Products, too, have some ground to make up to provide solutions for retirees, in terms of both cost and design, the participants commented.
“I think back probably four or five years ago now, the Financial System Inquiry acknowledged and identified that superannuation assets weren’t moving into, or weren’t converting into, retirement income streams, which is largely due to a lack of risk pooling and also the products available,” Lonsec executive manager for investment consulting, Michael Elsworth, noted.
“I think what’s been happening is advisers have been dealing with products and trying to finesse existing products to meet the requirements of retirees, which are very different to [those of] accumulators… I think there has been a perception that there haven’t been enough products specifically designed to mitigate the major risks in retirement – longevity, sequencing, inflation risk.”
“Most people are risk averse, but for many retirees, to lose 10 per cent would be catastrophic,” Centrepoint’s Herold noted. “If you are able to put your client into the type of vehicle that has a floor, where you could never lose that much so you could never have that strong reaction, it might encourage people to move up their risk profile or investment profile to more aggressive assets.
“We did a lot of analysis and overall we found people liked the idea of [drawdown] protection, but they’d had negative experiences with the cost back in history, in particular where life insurance companies have been very expensive, upwards of 2 per cent, which was not palatable.”
Retirement is an interesting space to try to construct the portfolios, Crystal Wealth’s Wedd said.
“I think it’s going to move very much away from the one-size-fits-all, where there’s all that focus on the accumulation and the discussion is about: ‘Here’s a risk profile, put the money in, fund managers will do the rest and then we’ll worry about the detail later,’ ” he said.

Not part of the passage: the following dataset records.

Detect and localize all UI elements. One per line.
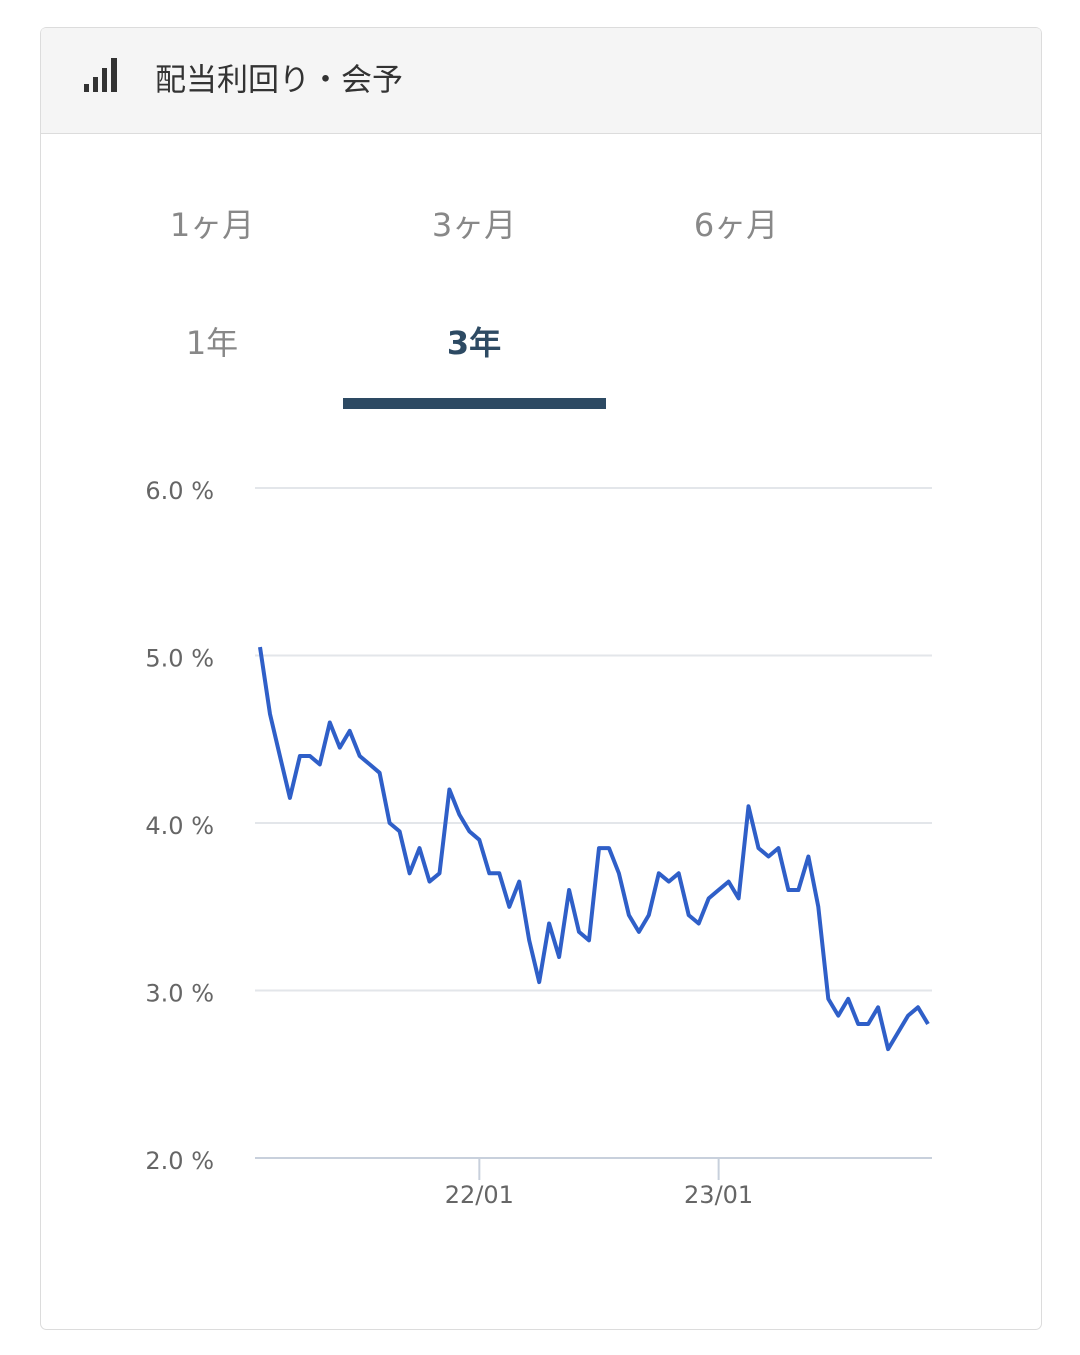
y-tick-label: 2.0 % bbox=[145, 1147, 214, 1175]
y-tick-label: 4.0 % bbox=[145, 812, 214, 840]
line-series bbox=[258, 646, 930, 1052]
card-title: 配当利回り・会予 bbox=[155, 63, 403, 99]
x-tick-label: 22/01 bbox=[445, 1181, 514, 1209]
tab-indicator bbox=[343, 398, 606, 409]
tab[interactable]: 6ヶ月 bbox=[694, 206, 778, 244]
y-tick-label: 5.0 % bbox=[145, 645, 214, 673]
tab[interactable]: 1年 bbox=[186, 324, 238, 362]
card bbox=[40, 27, 1042, 1330]
tab[interactable]: 3ヶ月 bbox=[432, 206, 516, 244]
card-header bbox=[41, 28, 1041, 133]
x-tick-label: 23/01 bbox=[684, 1181, 753, 1209]
y-tick-label: 6.0 % bbox=[145, 477, 214, 505]
tab[interactable]: 3年 bbox=[447, 324, 501, 362]
y-tick-label: 3.0 % bbox=[145, 980, 214, 1008]
signal-icon bbox=[84, 58, 117, 92]
tab[interactable]: 1ヶ月 bbox=[170, 206, 254, 244]
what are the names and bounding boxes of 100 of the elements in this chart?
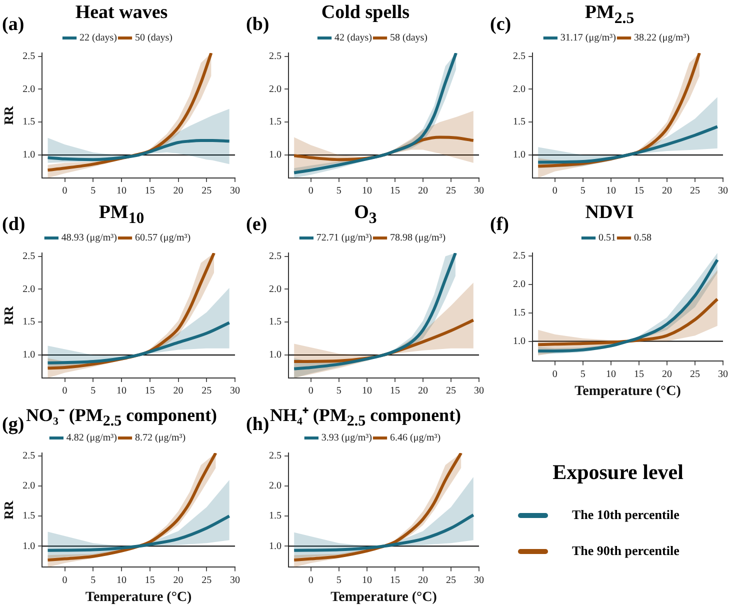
x-axis-title: Temperature (°C) [574, 384, 682, 400]
y-tick-label: 2.5 [22, 250, 36, 262]
legend-label: 48.93 (μg/m³) [61, 232, 117, 244]
x-tick-label: 5 [580, 186, 586, 197]
text: (b) [246, 14, 270, 36]
legend-label: 4.82 (μg/m³) [66, 432, 117, 444]
x-tick-label: 20 [418, 386, 428, 397]
legend-label: 8.72 (μg/m³) [135, 432, 186, 444]
legend-label: 22 (days) [80, 32, 118, 44]
legend-label: 0.58 [634, 232, 652, 244]
line-series [46, 514, 231, 552]
y-tick-label: 2.5 [269, 50, 282, 62]
x-tick-label: 25 [690, 186, 700, 197]
x-tick-label: 30 [718, 186, 728, 197]
x-tick-label: 30 [474, 574, 484, 586]
legend-label: 31.17 (μg/m³) [560, 32, 616, 44]
x-tick-label: 5 [580, 368, 586, 380]
text: (d) [2, 214, 26, 236]
x-tick-label: 15 [390, 186, 400, 197]
x-tick-label: 5 [336, 186, 342, 197]
x-tick-label: 0 [552, 368, 558, 380]
y-tick-label: 1.0 [22, 150, 36, 161]
x-tick-label: 30 [474, 186, 484, 197]
x-tick-label: 15 [144, 574, 155, 586]
y-tick-label: 1.0 [22, 540, 36, 552]
x-tick-label: 15 [144, 186, 155, 197]
x-tick-label: 15 [390, 386, 400, 397]
x-tick-label: 0 [308, 574, 314, 586]
line-series [46, 321, 231, 364]
chart-title: NH₄⁺ (PM$_{2.5}$ component) [270, 404, 462, 431]
chart-title: NO₃⁻ (PM$_{2.5}$ component) [26, 404, 218, 431]
x-tick-label: 5 [90, 186, 96, 197]
y-tick-label: 2.0 [22, 84, 36, 95]
x-tick-label: 25 [446, 386, 456, 397]
x-tick-label: 20 [662, 186, 672, 197]
y-tick-label: 1.5 [22, 316, 36, 328]
x-tick-label: 15 [634, 368, 644, 380]
y-tick-label: 1.0 [269, 540, 282, 552]
x-tick-label: 25 [202, 186, 212, 197]
text: Exposure level [552, 460, 684, 485]
x-tick-label: 20 [173, 386, 184, 397]
x-tick-label: 5 [336, 574, 342, 586]
x-tick-label: 0 [62, 386, 68, 397]
x-tick-label: 10 [606, 186, 616, 197]
y-tick-label: 2.5 [269, 450, 282, 462]
x-tick-label: 30 [474, 386, 484, 397]
x-tick-label: 10 [362, 574, 372, 586]
y-tick-label: 1.5 [269, 510, 282, 522]
legend-label: 6.46 (μg/m³) [390, 432, 441, 444]
y-tick-label: 2.0 [22, 284, 36, 295]
x-tick-label: 10 [116, 186, 127, 197]
y-tick-label: 1.0 [513, 336, 526, 347]
x-tick-label: 30 [230, 574, 240, 586]
y-tick-label: 2.0 [269, 84, 282, 95]
y-tick-label: 1.5 [22, 510, 36, 522]
line-series [536, 298, 719, 346]
x-tick-label: 30 [718, 368, 728, 380]
legend-label: The 90th percentile [572, 543, 680, 559]
y-tick-label: 2.0 [513, 84, 526, 95]
x-tick-label: 25 [446, 186, 456, 197]
y-tick-label: 2.0 [269, 284, 282, 295]
line-series [292, 513, 475, 552]
legend-label: 58 (days) [390, 32, 428, 44]
y-tick-label: 2.5 [269, 250, 282, 262]
legend-label: 78.98 (μg/m³) [390, 232, 446, 244]
legend-label: 38.22 (μg/m³) [634, 32, 690, 44]
x-tick-label: 20 [173, 574, 184, 586]
text: (e) [246, 214, 268, 236]
chart-title: PM$_{2.5}$ [584, 2, 634, 28]
y-tick-label: 2.5 [513, 250, 526, 262]
x-tick-label: 15 [634, 186, 644, 197]
chart-title: PM$_{10}$ [98, 202, 144, 228]
legend-label: 50 (days) [135, 32, 172, 44]
y-tick-label: 1.5 [269, 116, 282, 128]
legend-label: 42 (days) [334, 32, 372, 44]
text: (a) [2, 14, 24, 36]
x-axis-title: Temperature (°C) [330, 590, 438, 606]
line-series [536, 125, 719, 164]
text: (g) [2, 414, 24, 436]
x-tick-label: 10 [116, 574, 127, 586]
y-tick-label: 1.0 [513, 150, 526, 161]
y-axis-title: RR [1, 306, 16, 325]
x-tick-label: 10 [116, 386, 127, 397]
x-tick-label: 10 [362, 186, 372, 197]
x-tick-label: 30 [230, 386, 240, 397]
y-tick-label: 2.5 [22, 450, 36, 462]
y-tick-label: 1.0 [22, 350, 36, 361]
x-tick-label: 15 [390, 574, 400, 586]
y-tick-label: 1.0 [269, 150, 282, 161]
chart-title: Cold spells [321, 2, 410, 24]
y-axis-title: RR [1, 106, 16, 125]
x-tick-label: 5 [90, 574, 96, 586]
line-series [46, 139, 231, 162]
x-tick-label: 10 [606, 368, 616, 380]
x-tick-label: 0 [308, 386, 314, 397]
x-tick-label: 0 [62, 186, 68, 197]
chart-title: Heat waves [75, 2, 168, 24]
x-tick-label: 10 [362, 386, 372, 397]
x-tick-label: 20 [173, 186, 184, 197]
y-tick-label: 2.5 [513, 50, 526, 62]
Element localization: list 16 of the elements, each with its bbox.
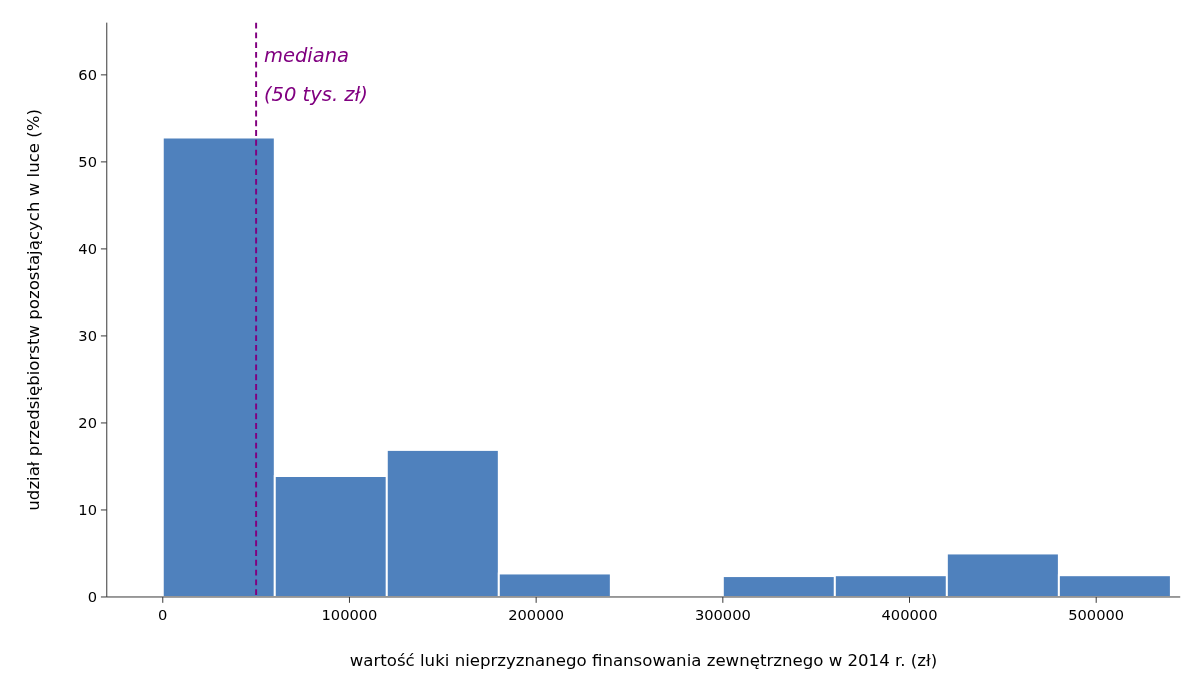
y-tick-label: 0 bbox=[87, 587, 97, 605]
x-tick-label: 300000 bbox=[694, 606, 751, 624]
y-tick-label: 20 bbox=[78, 413, 97, 431]
ref-line-label: mediana (50 tys. zł) bbox=[263, 43, 368, 106]
y-tick-label: 60 bbox=[78, 65, 97, 83]
x-tick-label: 500000 bbox=[1068, 606, 1125, 624]
y-tick-label: 50 bbox=[78, 152, 97, 170]
x-tick-label: 400000 bbox=[881, 606, 938, 624]
x-tick-label: 200000 bbox=[508, 606, 565, 624]
y-tick-label: 30 bbox=[78, 326, 97, 344]
y-tick-label: 40 bbox=[78, 239, 97, 257]
y-axis-title: udział przedsiębiorstw pozostających w luce (%) bbox=[24, 108, 44, 511]
x-axis-title: wartość luki nieprzyznanego finansowania zewnętrznego w 2014 r. (zł) bbox=[349, 651, 938, 671]
y-tick-label: 10 bbox=[78, 500, 97, 518]
x-tick-label: 0 bbox=[158, 606, 168, 624]
x-tick-label: 100000 bbox=[321, 606, 378, 624]
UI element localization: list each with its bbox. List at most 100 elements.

“Instead, you’re dealing with completely the reverse, where the conversation is more like: ‘I’ve got real problems, I’ve got real cashflow needs; maybe the kids haven’t left home, maybe my older parents are going into homes and I’m trying to grapple with all of that and now I’ve got to deal with a market-based system, a company and market-based system, not a defined-benefit system.’ This type of advice is a major shift.”
Business models will need to evolve and adapt to accommodate retirement portfolios that are constructed now with a different objective, instead of just having portfolios that are designed for accumulation, DeChellis noted.
“We’re experiencing the greatest level of disruption that we’ve ever seen as the industry adapts to servicing the retiree,” he said. “But I do believe with that disruption comes some pretty significant opportunity.